Hamburg. Ein Gespräch mit dem Leiter des Internationalen Sommerfestivals auf Kampnagel über Geschmack, Kunst und Radikalität.

Der schottische Video- und Installationskünstler Douglas Gordon sorgte vor einigen Tagen für Schlagzeilen, als er nach mauen Kritiken zu seiner letzten Premiere in Manchester vor lauter Wut mit einer Axt auf eine nagelneue Theaterwand einhieb. Hinterher hat er – ganz Profikünstler eben – den Schaden nicht etwa repariert, sondern: signiert.
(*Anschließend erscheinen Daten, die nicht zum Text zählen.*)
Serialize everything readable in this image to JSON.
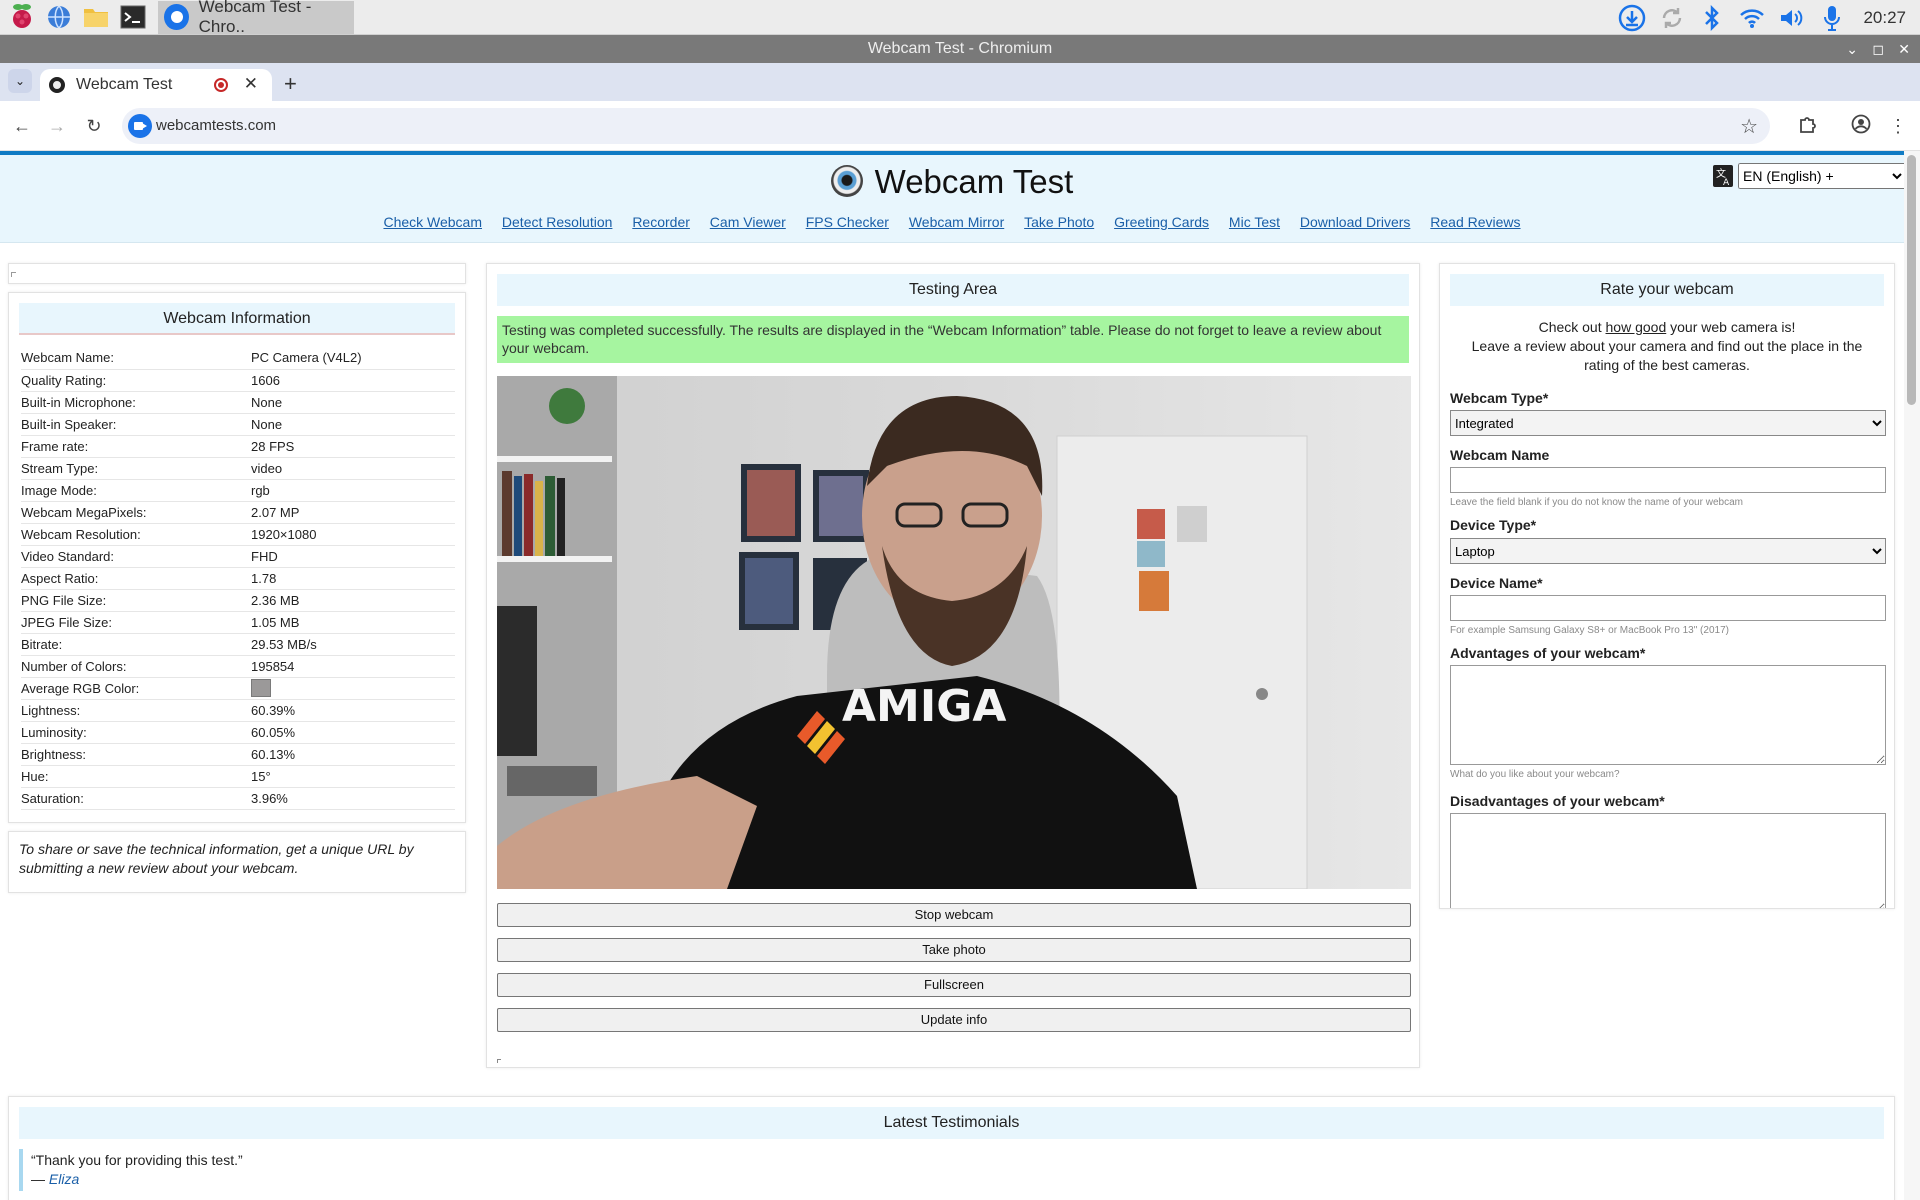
{
  "taskbar": {
    "window_task_label": "Webcam Test - Chro..",
    "clock": "20:27"
  },
  "window": {
    "title": "Webcam Test - Chromium"
  },
  "browser": {
    "tab_title": "Webcam Test",
    "url": "webcamtests.com"
  },
  "site": {
    "title": "Webcam Test",
    "language": "EN (English) +",
    "nav": [
      "Check Webcam",
      "Detect Resolution",
      "Recorder",
      "Cam Viewer",
      "FPS Checker",
      "Webcam Mirror",
      "Take Photo",
      "Greeting Cards",
      "Mic Test",
      "Download Drivers",
      "Read Reviews"
    ]
  },
  "info": {
    "title": "Webcam Information",
    "rows": [
      {
        "label": "Webcam Name:",
        "value": "PC Camera (V4L2)"
      },
      {
        "label": "Quality Rating:",
        "value": "1606"
      },
      {
        "label": "Built-in Microphone:",
        "value": "None"
      },
      {
        "label": "Built-in Speaker:",
        "value": "None"
      },
      {
        "label": "Frame rate:",
        "value": "28 FPS"
      },
      {
        "label": "Stream Type:",
        "value": "video"
      },
      {
        "label": "Image Mode:",
        "value": "rgb"
      },
      {
        "label": "Webcam MegaPixels:",
        "value": "2.07 MP"
      },
      {
        "label": "Webcam Resolution:",
        "value": "1920×1080"
      },
      {
        "label": "Video Standard:",
        "value": "FHD"
      },
      {
        "label": "Aspect Ratio:",
        "value": "1.78"
      },
      {
        "label": "PNG File Size:",
        "value": "2.36 MB"
      },
      {
        "label": "JPEG File Size:",
        "value": "1.05 MB"
      },
      {
        "label": "Bitrate:",
        "value": "29.53 MB/s"
      },
      {
        "label": "Number of Colors:",
        "value": "195854"
      },
      {
        "label": "Average RGB Color:",
        "value": ""
      },
      {
        "label": "Lightness:",
        "value": "60.39%"
      },
      {
        "label": "Luminosity:",
        "value": "60.05%"
      },
      {
        "label": "Brightness:",
        "value": "60.13%"
      },
      {
        "label": "Hue:",
        "value": "15°"
      },
      {
        "label": "Saturation:",
        "value": "3.96%"
      }
    ],
    "average_color": "#9b9999",
    "share_note": "To share or save the technical information, get a unique URL by submitting a new review about your webcam."
  },
  "testing": {
    "title": "Testing Area",
    "success_message": "Testing was completed successfully. The results are displayed in the “Webcam Information” table. Please do not forget to leave a review about your webcam.",
    "video_shirt_text": "AMIGA",
    "buttons": [
      "Stop webcam",
      "Take photo",
      "Fullscreen",
      "Update info"
    ]
  },
  "rate": {
    "title": "Rate your webcam",
    "intro_pre": "Check out ",
    "intro_link": "how good",
    "intro_post": " your web camera is!",
    "intro_line2": "Leave a review about your camera and find out the place in the rating of the best cameras.",
    "webcam_type_label": "Webcam Type*",
    "webcam_type_value": "Integrated",
    "webcam_name_label": "Webcam Name",
    "webcam_name_hint": "Leave the field blank if you do not know the name of your webcam",
    "device_type_label": "Device Type*",
    "device_type_value": "Laptop",
    "device_name_label": "Device Name*",
    "device_name_hint": "For example Samsung Galaxy S8+ or MacBook Pro 13\" (2017)",
    "advantages_label": "Advantages of your webcam*",
    "advantages_hint": "What do you like about your webcam?",
    "disadvantages_label": "Disadvantages of your webcam*"
  },
  "testimonials": {
    "title": "Latest Testimonials",
    "quote": "“Thank you for providing this test.”",
    "dash": "— ",
    "author": "Eliza"
  }
}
Seine nächste Inszenierung feiert in der kommenden Woche auf Kampnagel Premiere, Gordon ist neben dem Star-Architekten Frank Gehry und der Bühnenkünstlerin Gisèle Vienne einer der Hauptakteure des Internationalen Sommerfestivals in Hamburg, das ­András Siebold in diesem Jahr zum dritten Mal verantwortet.

Hamburger Abendblatt: Douglas Gordon war nach seiner letzten Premiere nicht so glücklich über die Kritiken. Haben Sie bei Kampnagel vorsichtshalber schon das schwere Gerät weggeschlossen?

András Siebold: Bei den Reaktionen in Manchester hatte man das Gefühl, dass sich das ganze brave britische Theatersystem mit dem Stückchen herausgeschlagenem Mauerputz identifiziert hätte. Dabei liegt immer eine besondere Spannung in der Luft, wenn man viele Uraufführungen produziert. Und wenn ein extrem höflicher und intensiv arbeitender Mensch wie Gordon sich dann an einer Mauer entlädt, würde ich mich nicht, wie das Manchester Festival, von meinem Künstler distanzieren, sondern eher auf die Arbeit und den Prozess verweisen. Insofern können wir, glaube ich, gespannt auf seine Sommerfestival-Premiere sein, die hoffentlich so intensiv werden wird wie ein Axt-Schlag gegen eine Mauer.

Eine weitere Uraufführung ist „Das Bauchrednertreffen“ von Gisèle Vienne. Das war allerdings so gar nicht geplant...

Siebold: Die Uraufführung sollte in Halle stattfinden und wurde wegen einer Erkrankung im Ensemble abgesagt – jetzt wird die Vorstellung auf dem Sommerfestival gleichzeitig die Uraufführung sein. Für uns ist das total toll, für die Kollegen in Halle tut es mir leid. Die Puppenspieler dort haben ein Jahr eine Bauchredner-Ausbildung bekommen, weil Gisèle Vienne unbedingt mit ihnen arbeiten wollte. Die Idee kam ihr in Kentucky, dort gibt es einen Bauchrednerkongress und sogar ein Museum für die abgespielten Puppen der toten Bauchredner. Bei so was wird Vienne hellhörig. Mord und Tod sind ihre Lieblingsthemen. Es wird trotzdem ihre erste wirklich lustige Arbeit.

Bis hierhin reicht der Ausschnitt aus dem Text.